The Ag doped TiO2–SnO2 nanocomposites with different ratios of TiO2 and SnO2 are prepared by solvo-hydrothermal method. The presence of all the elements were confirmed by XPS spectroscopy in a nanocomposite sample, and also by SEM-EDX characterization. The Raman spectra confirm the rutile to rutile-anatase mixed phase transformation by having respective vibrational modes in all nanocomposites. The UV plots confirm the presence indirect band gap and the red shift by increasing SnO2 content. Adding of SnO2 content increases the PL intensity gradually. In the electrochemical property studies, Ag–90TiO2–10SnO2 shows close to an ideal capacitor nature, whereas increasing SnO2 ratio deviates the capacitor behaviour and exhibits lower impedance.
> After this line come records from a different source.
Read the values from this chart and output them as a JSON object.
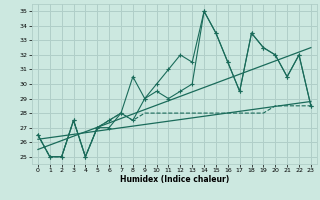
{
  "title": "",
  "xlabel": "Humidex (Indice chaleur)",
  "bg_color": "#cce8e0",
  "grid_color": "#b0cec8",
  "line_color": "#1a6b5a",
  "xlim": [
    -0.5,
    23.5
  ],
  "ylim": [
    24.5,
    35.5
  ],
  "xticks": [
    0,
    1,
    2,
    3,
    4,
    5,
    6,
    7,
    8,
    9,
    10,
    11,
    12,
    13,
    14,
    15,
    16,
    17,
    18,
    19,
    20,
    21,
    22,
    23
  ],
  "yticks": [
    25,
    26,
    27,
    28,
    29,
    30,
    31,
    32,
    33,
    34,
    35
  ],
  "series": {
    "line1": {
      "x": [
        0,
        1,
        2,
        3,
        4,
        5,
        6,
        7,
        8,
        9,
        10,
        11,
        12,
        13,
        14,
        15,
        16,
        17,
        18,
        19,
        20,
        21,
        22,
        23
      ],
      "y": [
        26.5,
        25,
        25,
        27.5,
        25,
        27,
        27,
        28,
        30.5,
        29,
        30,
        31,
        32,
        31.5,
        35,
        33.5,
        31.5,
        29.5,
        33.5,
        32.5,
        32,
        30.5,
        32,
        28.5
      ]
    },
    "line2": {
      "x": [
        0,
        1,
        2,
        3,
        4,
        5,
        6,
        7,
        8,
        9,
        10,
        11,
        12,
        13,
        14,
        15,
        16,
        17,
        18,
        19,
        20,
        21,
        22,
        23
      ],
      "y": [
        26.5,
        25,
        25,
        27.5,
        25,
        27,
        27.5,
        28,
        27.5,
        29,
        29.5,
        29,
        29.5,
        30,
        35,
        33.5,
        31.5,
        29.5,
        33.5,
        32.5,
        32,
        30.5,
        32,
        28.5
      ]
    },
    "line3_flat": {
      "x": [
        0,
        1,
        2,
        3,
        4,
        5,
        6,
        7,
        8,
        9,
        10,
        11,
        12,
        13,
        14,
        15,
        16,
        17,
        18,
        19,
        20,
        21,
        22,
        23
      ],
      "y": [
        26.5,
        25,
        25,
        27.5,
        25,
        27,
        27.5,
        28,
        27.5,
        28,
        28,
        28,
        28,
        28,
        28,
        28,
        28,
        28,
        28,
        28,
        28.5,
        28.5,
        28.5,
        28.5
      ]
    },
    "regression1": {
      "x": [
        0,
        23
      ],
      "y": [
        25.5,
        32.5
      ]
    },
    "regression2": {
      "x": [
        0,
        23
      ],
      "y": [
        26.2,
        28.8
      ]
    }
  }
}
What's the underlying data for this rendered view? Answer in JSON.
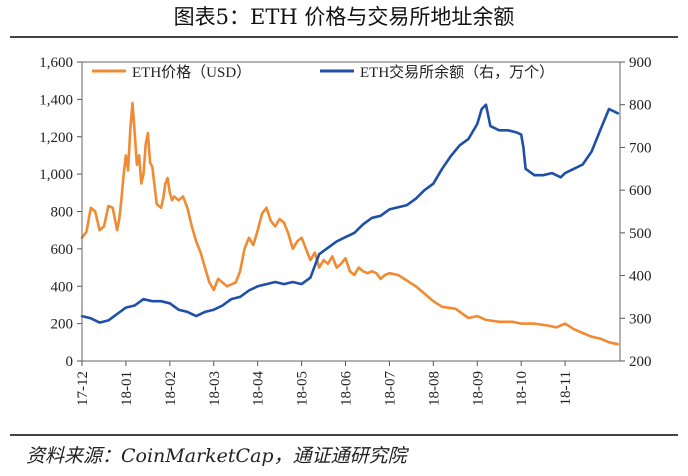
{
  "figure_title": "图表5：ETH 价格与交易所地址余额",
  "source": "资料来源：CoinMarketCap，通证通研究院",
  "chart_data": {
    "type": "line",
    "x_tick_labels": [
      "17-12",
      "18-01",
      "18-02",
      "18-03",
      "18-04",
      "18-05",
      "18-06",
      "18-07",
      "18-08",
      "18-09",
      "18-10",
      "18-11"
    ],
    "y_left": {
      "min": 0,
      "max": 1600,
      "ticks": [
        0,
        200,
        400,
        600,
        800,
        1000,
        1200,
        1400,
        1600
      ],
      "tick_labels": [
        "0",
        "200",
        "400",
        "600",
        "800",
        "1,000",
        "1,200",
        "1,400",
        "1,600"
      ]
    },
    "y_right": {
      "min": 200,
      "max": 900,
      "ticks": [
        200,
        300,
        400,
        500,
        600,
        700,
        800,
        900
      ],
      "tick_labels": [
        "200",
        "300",
        "400",
        "500",
        "600",
        "700",
        "800",
        "900"
      ]
    },
    "legend_position": "top",
    "series": [
      {
        "name": "ETH价格（USD）",
        "axis": "left",
        "color": "#F08A33",
        "x": [
          0,
          0.1,
          0.2,
          0.3,
          0.4,
          0.5,
          0.6,
          0.7,
          0.75,
          0.8,
          0.85,
          0.9,
          0.95,
          1.0,
          1.05,
          1.1,
          1.15,
          1.2,
          1.25,
          1.3,
          1.35,
          1.4,
          1.45,
          1.5,
          1.55,
          1.6,
          1.7,
          1.8,
          1.85,
          1.9,
          1.95,
          2.0,
          2.05,
          2.1,
          2.2,
          2.3,
          2.4,
          2.5,
          2.6,
          2.7,
          2.8,
          2.9,
          3.0,
          3.1,
          3.2,
          3.3,
          3.4,
          3.5,
          3.6,
          3.7,
          3.8,
          3.9,
          4.0,
          4.1,
          4.2,
          4.3,
          4.4,
          4.5,
          4.6,
          4.7,
          4.8,
          4.9,
          5.0,
          5.1,
          5.2,
          5.3,
          5.4,
          5.5,
          5.6,
          5.7,
          5.8,
          5.9,
          6.0,
          6.1,
          6.2,
          6.3,
          6.4,
          6.5,
          6.6,
          6.7,
          6.8,
          6.9,
          7.0,
          7.2,
          7.4,
          7.6,
          7.8,
          8.0,
          8.2,
          8.5,
          8.8,
          9.0,
          9.2,
          9.5,
          9.8,
          10.0,
          10.3,
          10.6,
          10.8,
          11.0,
          11.2,
          11.4,
          11.6,
          11.8,
          12.0,
          12.2
        ],
        "y": [
          660,
          690,
          820,
          800,
          700,
          720,
          830,
          820,
          760,
          700,
          760,
          870,
          1000,
          1100,
          1020,
          1240,
          1380,
          1220,
          1050,
          1100,
          950,
          1000,
          1160,
          1220,
          1060,
          1040,
          840,
          820,
          870,
          950,
          980,
          900,
          860,
          880,
          860,
          880,
          820,
          720,
          640,
          580,
          500,
          420,
          380,
          440,
          420,
          400,
          410,
          420,
          480,
          600,
          660,
          620,
          700,
          790,
          820,
          750,
          720,
          760,
          740,
          680,
          600,
          640,
          660,
          600,
          540,
          580,
          500,
          540,
          520,
          560,
          500,
          520,
          550,
          480,
          460,
          500,
          480,
          470,
          480,
          470,
          440,
          460,
          470,
          460,
          430,
          400,
          360,
          320,
          290,
          280,
          230,
          240,
          220,
          210,
          210,
          200,
          200,
          190,
          180,
          200,
          170,
          150,
          130,
          120,
          100,
          90
        ]
      },
      {
        "name": "ETH交易所余额（右，万个）",
        "axis": "right",
        "color": "#1F4FA8",
        "x": [
          0,
          0.2,
          0.4,
          0.6,
          0.8,
          1.0,
          1.2,
          1.4,
          1.6,
          1.8,
          2.0,
          2.2,
          2.4,
          2.6,
          2.8,
          3.0,
          3.2,
          3.4,
          3.6,
          3.8,
          4.0,
          4.2,
          4.4,
          4.6,
          4.8,
          5.0,
          5.2,
          5.4,
          5.6,
          5.8,
          6.0,
          6.2,
          6.4,
          6.6,
          6.8,
          7.0,
          7.2,
          7.4,
          7.6,
          7.8,
          8.0,
          8.2,
          8.4,
          8.6,
          8.8,
          9.0,
          9.1,
          9.2,
          9.3,
          9.5,
          9.7,
          9.9,
          10.0,
          10.05,
          10.1,
          10.3,
          10.5,
          10.7,
          10.9,
          11.0,
          11.2,
          11.4,
          11.6,
          11.8,
          12.0,
          12.2
        ],
        "y": [
          305,
          300,
          290,
          295,
          310,
          325,
          330,
          345,
          340,
          340,
          335,
          320,
          315,
          305,
          315,
          320,
          330,
          345,
          350,
          365,
          375,
          380,
          385,
          380,
          385,
          380,
          395,
          450,
          465,
          480,
          490,
          500,
          520,
          535,
          540,
          555,
          560,
          565,
          580,
          600,
          615,
          650,
          680,
          705,
          720,
          755,
          790,
          800,
          750,
          740,
          740,
          735,
          730,
          700,
          650,
          635,
          635,
          640,
          630,
          640,
          650,
          660,
          690,
          740,
          790,
          780
        ]
      }
    ]
  }
}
During the photocurrent J-V characteristic of the fabricated DSSCs using prepared Ag doped TiO2–SnO2 nanocomposites, power conversion efficiency is also increased with SnO2 content. Physical behaviours are discussed with energy level band gap diagram, and these points suggest that Ag–60Ti–40Sn nanocomposite is a promising candidate for photoactivity.